Buon lunedì ragazzi! Eccoci, come sempre, con i temi della settimana.
Per Corriere della Sera, Orsola Riva vi parla di una notizia che arriva dalla Sicilia, più precisamente dalla bellissima Bagheria, cittadina alle porte di Palermo, negli ultimi anni diventata tristemente famosa perché feudo del boss mafioso Bernardo Provenzano. La notizia è quella dei 36 imprenditori locali che si sono ribellati alla mafia, rifiutandosi di pagare il pizzo e facendo finire in cella, in questo modo, ben 22 boss mafiosi.
È certamente stato un atto di coraggio, riconosciuto da tutti: gli imprenditori, infatti, venivano minacciati, subendo incendi alle loro attività e minacce alle proprie famiglie, tanto che in tanti sono finiti in rovina o si sono tolti la vita. Ma qualcosa deve essere certamenete cambiata, anche nel clima generale, se hanno deciso di opporsi alla mafia dopo così tanto tempo.
E voi ragazzi, se vi foste trovati nei loro panni, avreste avuto il coraggio di ribellarvi? A quali condizioni avreste deciso di opporvi a questi torti e denunciare gli aguzzini mafiosi?
Per Il Sole 24 Ore Luca Tremolada prende spunto da una notizia finanziaria della settimana scorsa, ovvero l’acquisto dell’azienda King Digital, per intenderci il produttore del videogioco Candy Crush, , da parte di Activision, creatrice di famosi videogame come Destiny o Call of Duty, per un costo complessivo di 5.9 miliardi di dollari.
Questa vicenda serve come spunto per chiedere a voi che idea vi siete fatti della pericolosità dei videogiochi, specie di quelli vietati ai minori di 18 anni.

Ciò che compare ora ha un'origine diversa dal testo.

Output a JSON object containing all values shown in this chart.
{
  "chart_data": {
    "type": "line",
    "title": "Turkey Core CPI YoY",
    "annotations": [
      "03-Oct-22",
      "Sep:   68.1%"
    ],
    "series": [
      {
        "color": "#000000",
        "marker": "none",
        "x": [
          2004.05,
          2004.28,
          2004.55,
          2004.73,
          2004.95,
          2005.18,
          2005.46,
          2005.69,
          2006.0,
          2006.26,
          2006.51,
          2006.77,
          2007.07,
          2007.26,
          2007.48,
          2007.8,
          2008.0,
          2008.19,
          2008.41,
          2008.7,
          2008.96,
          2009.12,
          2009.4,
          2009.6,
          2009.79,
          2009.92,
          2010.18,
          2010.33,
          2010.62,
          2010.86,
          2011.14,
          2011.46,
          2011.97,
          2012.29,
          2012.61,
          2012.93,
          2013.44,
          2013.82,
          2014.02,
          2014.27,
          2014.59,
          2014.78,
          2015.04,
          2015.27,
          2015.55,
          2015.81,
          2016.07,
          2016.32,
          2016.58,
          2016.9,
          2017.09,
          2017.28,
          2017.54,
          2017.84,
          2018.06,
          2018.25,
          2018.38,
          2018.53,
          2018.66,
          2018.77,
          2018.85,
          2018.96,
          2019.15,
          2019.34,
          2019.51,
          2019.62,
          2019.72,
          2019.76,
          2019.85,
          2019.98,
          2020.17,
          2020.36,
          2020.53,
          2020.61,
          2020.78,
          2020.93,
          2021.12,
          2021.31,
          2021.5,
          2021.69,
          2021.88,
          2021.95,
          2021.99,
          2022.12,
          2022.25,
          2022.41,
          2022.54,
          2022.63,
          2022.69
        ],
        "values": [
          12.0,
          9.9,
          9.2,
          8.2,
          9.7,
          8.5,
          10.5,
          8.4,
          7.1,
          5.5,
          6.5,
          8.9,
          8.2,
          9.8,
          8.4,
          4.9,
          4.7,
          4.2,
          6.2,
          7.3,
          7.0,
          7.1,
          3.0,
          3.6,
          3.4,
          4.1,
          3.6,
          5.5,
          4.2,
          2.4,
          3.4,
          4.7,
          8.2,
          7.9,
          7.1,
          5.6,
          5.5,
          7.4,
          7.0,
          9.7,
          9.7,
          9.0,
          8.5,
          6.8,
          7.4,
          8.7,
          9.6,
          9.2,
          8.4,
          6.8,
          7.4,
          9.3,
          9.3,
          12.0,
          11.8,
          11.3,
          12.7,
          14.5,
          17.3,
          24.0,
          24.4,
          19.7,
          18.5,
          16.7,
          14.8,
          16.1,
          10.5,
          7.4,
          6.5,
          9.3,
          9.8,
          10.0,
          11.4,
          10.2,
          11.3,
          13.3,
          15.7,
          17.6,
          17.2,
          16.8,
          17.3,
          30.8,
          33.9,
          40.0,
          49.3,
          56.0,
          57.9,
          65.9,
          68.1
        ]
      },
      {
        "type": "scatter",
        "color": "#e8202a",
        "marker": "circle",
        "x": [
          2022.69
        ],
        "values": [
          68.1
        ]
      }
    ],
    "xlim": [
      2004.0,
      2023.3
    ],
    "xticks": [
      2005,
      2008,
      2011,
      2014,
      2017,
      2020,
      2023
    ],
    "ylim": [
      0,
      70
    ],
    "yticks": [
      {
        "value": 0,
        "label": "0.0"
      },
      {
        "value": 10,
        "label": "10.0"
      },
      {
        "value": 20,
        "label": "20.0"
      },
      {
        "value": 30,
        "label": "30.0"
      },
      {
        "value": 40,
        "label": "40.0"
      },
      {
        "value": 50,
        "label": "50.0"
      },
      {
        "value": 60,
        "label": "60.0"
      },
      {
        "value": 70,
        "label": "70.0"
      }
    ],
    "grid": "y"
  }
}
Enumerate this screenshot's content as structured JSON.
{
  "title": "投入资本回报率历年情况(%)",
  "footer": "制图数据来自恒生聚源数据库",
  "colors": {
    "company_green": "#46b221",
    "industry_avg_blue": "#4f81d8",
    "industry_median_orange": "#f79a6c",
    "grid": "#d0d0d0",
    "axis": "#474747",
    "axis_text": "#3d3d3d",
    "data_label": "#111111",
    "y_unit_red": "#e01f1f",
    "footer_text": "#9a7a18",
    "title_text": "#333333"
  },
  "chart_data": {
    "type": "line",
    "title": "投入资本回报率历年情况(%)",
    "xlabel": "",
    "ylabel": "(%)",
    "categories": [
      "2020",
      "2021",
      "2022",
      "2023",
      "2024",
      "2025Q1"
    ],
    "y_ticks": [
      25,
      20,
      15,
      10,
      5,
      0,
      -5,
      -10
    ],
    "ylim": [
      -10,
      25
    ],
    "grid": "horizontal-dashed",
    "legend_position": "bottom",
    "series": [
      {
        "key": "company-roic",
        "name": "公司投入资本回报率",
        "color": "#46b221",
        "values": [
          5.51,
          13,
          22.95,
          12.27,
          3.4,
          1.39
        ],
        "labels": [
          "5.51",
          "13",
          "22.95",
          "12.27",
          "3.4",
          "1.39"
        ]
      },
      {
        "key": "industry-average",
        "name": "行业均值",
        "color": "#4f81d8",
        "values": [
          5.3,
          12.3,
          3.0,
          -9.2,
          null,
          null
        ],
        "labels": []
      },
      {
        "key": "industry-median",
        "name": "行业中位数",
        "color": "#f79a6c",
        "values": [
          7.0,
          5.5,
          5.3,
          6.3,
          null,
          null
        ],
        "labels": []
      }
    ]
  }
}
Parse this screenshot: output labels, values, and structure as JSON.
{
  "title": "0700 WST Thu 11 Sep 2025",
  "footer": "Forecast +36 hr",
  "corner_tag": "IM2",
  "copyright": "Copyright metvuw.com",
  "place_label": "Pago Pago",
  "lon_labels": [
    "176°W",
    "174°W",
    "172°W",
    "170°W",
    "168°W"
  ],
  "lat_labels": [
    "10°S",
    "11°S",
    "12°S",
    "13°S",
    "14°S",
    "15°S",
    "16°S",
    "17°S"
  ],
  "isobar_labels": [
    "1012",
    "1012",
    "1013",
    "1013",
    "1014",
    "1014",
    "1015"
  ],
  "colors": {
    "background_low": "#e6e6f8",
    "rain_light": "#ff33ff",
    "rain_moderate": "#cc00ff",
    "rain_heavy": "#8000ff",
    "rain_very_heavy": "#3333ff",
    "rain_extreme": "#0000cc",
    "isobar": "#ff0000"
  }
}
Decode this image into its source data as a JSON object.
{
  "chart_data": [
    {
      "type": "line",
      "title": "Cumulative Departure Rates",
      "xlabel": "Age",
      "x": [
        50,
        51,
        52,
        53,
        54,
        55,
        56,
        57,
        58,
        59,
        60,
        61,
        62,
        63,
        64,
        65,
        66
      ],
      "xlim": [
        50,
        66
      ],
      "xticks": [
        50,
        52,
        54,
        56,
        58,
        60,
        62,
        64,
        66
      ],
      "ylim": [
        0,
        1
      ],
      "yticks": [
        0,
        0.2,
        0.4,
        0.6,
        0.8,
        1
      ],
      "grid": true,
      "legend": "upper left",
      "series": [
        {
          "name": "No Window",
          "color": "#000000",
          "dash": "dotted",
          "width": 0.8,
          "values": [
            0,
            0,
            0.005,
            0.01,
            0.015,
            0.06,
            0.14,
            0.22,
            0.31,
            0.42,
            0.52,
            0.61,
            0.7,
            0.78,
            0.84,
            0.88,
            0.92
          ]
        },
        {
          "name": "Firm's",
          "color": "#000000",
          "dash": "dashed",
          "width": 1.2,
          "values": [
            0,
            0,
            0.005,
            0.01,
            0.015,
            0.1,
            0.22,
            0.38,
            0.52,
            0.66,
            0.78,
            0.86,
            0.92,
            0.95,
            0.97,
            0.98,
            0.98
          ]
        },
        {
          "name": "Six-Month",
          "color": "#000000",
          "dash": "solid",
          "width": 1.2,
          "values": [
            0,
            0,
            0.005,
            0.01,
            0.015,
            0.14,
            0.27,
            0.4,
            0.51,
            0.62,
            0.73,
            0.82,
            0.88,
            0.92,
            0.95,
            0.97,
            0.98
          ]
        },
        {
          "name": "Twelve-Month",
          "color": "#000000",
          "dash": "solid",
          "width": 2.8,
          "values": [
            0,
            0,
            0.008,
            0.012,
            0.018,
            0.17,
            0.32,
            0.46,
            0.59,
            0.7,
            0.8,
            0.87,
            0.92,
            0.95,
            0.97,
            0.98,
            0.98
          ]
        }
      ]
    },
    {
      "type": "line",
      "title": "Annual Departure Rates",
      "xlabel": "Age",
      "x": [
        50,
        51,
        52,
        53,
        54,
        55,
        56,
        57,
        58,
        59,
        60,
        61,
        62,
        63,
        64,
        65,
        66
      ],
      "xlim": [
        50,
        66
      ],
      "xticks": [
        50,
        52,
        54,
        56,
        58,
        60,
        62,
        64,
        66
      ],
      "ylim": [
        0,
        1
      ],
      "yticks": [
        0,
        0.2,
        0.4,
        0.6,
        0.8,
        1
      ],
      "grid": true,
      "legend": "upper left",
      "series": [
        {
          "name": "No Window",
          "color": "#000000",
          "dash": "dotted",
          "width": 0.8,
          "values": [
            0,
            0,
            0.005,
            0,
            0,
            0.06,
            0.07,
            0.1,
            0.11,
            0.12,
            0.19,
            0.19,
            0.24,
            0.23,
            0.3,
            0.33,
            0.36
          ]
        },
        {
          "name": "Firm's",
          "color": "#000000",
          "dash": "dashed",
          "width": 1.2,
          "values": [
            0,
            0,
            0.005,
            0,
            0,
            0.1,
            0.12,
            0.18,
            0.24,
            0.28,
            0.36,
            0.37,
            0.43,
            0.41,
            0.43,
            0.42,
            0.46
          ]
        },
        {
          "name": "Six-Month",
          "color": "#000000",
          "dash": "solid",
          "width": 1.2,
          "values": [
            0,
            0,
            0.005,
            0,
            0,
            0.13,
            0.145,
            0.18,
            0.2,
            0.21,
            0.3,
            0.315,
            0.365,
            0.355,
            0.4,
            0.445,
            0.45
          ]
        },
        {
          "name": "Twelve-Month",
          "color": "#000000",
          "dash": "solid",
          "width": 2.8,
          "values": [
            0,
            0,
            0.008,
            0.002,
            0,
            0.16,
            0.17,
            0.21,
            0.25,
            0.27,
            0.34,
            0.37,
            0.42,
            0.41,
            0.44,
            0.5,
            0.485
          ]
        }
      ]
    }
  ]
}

È il caso di vietarli davvero o, anche, di sanzionare tutti i negozianti che li vendono ai minorenni? E ancora: secondo voi, fanno davvero così male, tanto da non poter essere utilizzati dai giovani, al pari di alcool e sigarette?
Diteci cose ne pensate facendo uno sforzo in più, vale dire provando a vedere la questione anche dal punto di vista di un adulto e non solo dal vostro.
Per Quotidiano Nazionale, Gianluigi Schiavon vi parla di diritto all’oblio. Sapete di cosa si tratta? Per l’enciclopedia Treccani, significa “diritto ad essere dimenticati”. In particolare “il diritto che non siano riproposte notizie sui propri trascorsi personali, specialmente quelli giudiziari”.
Nel maggio del 2014, la Corte di Giustizia Europea ha condannato il colosso Google a cancellare, su richiesta di un certo Mario Costeja Gonzalez, i dati sensibili a lui relativi mostrati sul motore di ricerca. Ad un anno da questa vicenda, le richieste di cancellazione dei dati personali fatte in Italia a Google sono state ben 25 mila, mentre in tutto il mondo addirittura un milione, gran parte delle quali, però, rifiutate.
Si tratta di un tema molto delicato e controverso, anche perché non tutti sanno che la deindicizzazione, ovvero la rimozione dal motore di ricerca, non significa comunque la rimozione del dato da internet, perchè rimarrà sempre e comunque sul sito in cui è riportato. Si tratta di una vera e propria battaglia etica: da una parte il diritto all’informazione e dall’altra il diritto all’oblio.
Secondo voi, ragazzi, è giusto semplificare le norme per la cancellazione dei propri dati sul web allo scopo di salvaguardare il diritto all’oblio?